Il brand PlayStation entra in crisi nella seconda metà degli anni zero, non solo "per colpa" di Nintendo e Microsoft - a cui va riconosciuto il merito di aver introdotto tecnologie radicalmente innovative sul fronte delle interfacce (Wii, DS) e dei network (Xbox Live). Assediata a destra e a sinistra da competitor sempre più agguerriti e tecnicamente brillanti in ogni settore dell'elettronica di consumo - della telefonia mobile, dei videogiochi, della televisione, dell'informatica e delle videocamere - Sony oggi arranca. Diversi analisti hanno sottolineato che nell'ultimo decennio l'azienda ha proposto innovazioni incrementali, anziché perseguire la via dell'innovazione sostanziale.
In ambito videoludico, per esempio, Sony sembra ormai rassegnata a svolgere il ruolo di semplice trend follower, proponendo, con ritardi sempre più imbarazzanti, tecnologie e servizi già offerti dai concorrenti. Non a caso, la presentazione di Sony all'Electronic Entertainment Expo del 2006 è ricordata come una delle peggiori della storia della manifestazione videoludica losangelina.

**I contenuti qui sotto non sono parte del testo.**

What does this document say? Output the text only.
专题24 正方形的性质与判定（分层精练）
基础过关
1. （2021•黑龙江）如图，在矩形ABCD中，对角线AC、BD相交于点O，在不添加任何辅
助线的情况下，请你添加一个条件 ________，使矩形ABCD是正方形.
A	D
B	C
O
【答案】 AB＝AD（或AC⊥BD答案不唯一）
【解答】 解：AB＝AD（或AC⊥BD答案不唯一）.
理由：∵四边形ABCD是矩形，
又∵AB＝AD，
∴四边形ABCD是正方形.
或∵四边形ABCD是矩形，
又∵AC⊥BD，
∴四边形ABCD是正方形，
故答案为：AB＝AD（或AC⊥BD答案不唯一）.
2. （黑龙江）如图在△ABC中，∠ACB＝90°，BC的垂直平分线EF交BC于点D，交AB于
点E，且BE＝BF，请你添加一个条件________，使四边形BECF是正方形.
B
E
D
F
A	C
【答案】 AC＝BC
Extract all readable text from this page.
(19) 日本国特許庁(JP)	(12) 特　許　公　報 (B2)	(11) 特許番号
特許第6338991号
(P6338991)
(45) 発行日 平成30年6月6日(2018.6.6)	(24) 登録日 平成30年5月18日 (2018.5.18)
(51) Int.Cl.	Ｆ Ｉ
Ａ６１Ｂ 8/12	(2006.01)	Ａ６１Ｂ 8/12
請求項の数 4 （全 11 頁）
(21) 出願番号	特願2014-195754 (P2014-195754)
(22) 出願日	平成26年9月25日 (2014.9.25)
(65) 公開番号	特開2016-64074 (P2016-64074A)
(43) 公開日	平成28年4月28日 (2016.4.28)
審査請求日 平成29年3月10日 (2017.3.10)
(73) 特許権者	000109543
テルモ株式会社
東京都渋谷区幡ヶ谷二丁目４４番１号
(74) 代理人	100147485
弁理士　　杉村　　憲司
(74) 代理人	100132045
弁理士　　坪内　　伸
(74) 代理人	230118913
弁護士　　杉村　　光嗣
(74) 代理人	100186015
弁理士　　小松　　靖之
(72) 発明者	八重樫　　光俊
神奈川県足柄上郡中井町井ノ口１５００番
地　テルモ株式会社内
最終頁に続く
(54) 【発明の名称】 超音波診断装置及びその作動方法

I fanboys non aspettavano altro. A tutt'oggi, "How to Kill a Brand" (2007) di Doc Adams, altrimenti noto come "PS3 Song", ha registrato oltre sei milioni e mezzo di hits su YouTube e oltre 135,000 commenti, diventando un vero e proprio meme.
Sorprendentemente, l'azienda nipponica ha impiegato un lustro per rispondere alla sfida dei controlli gestuali lanciata da Nintendo con Wii nel 2005. Il cono-gelato Move, infatti, è stato introdotto solo sul finire del 2010, senza fare grandi scintille. Il fatto che Move sia stato commercializzato in simultanea a Microsoft Kinect, un dispositivo che prevede un'interfaccia trasparente, trasformando il corpo stesso dell'utente in un controller modello Minority Report, non ha aiutato. Kinect è diventato in pochi mesi un fenomeno culturale e tecnologico prima ancora che ludico: hacker, artisti e geek di tutto il mondo lo hanno usato per creare installazioni artistiche, performance musicali ed esperimenti scientifici di ogni tipo. Anziché boicottare gli utenti più intraprendenti, sguinzagliando avvocati e intentando cause legali, Microsoft ha attivamente promosso questo tipo di attività "alternative", rilasciando il codice sorgente di Kinect e sostenendo la comunità degli hacker.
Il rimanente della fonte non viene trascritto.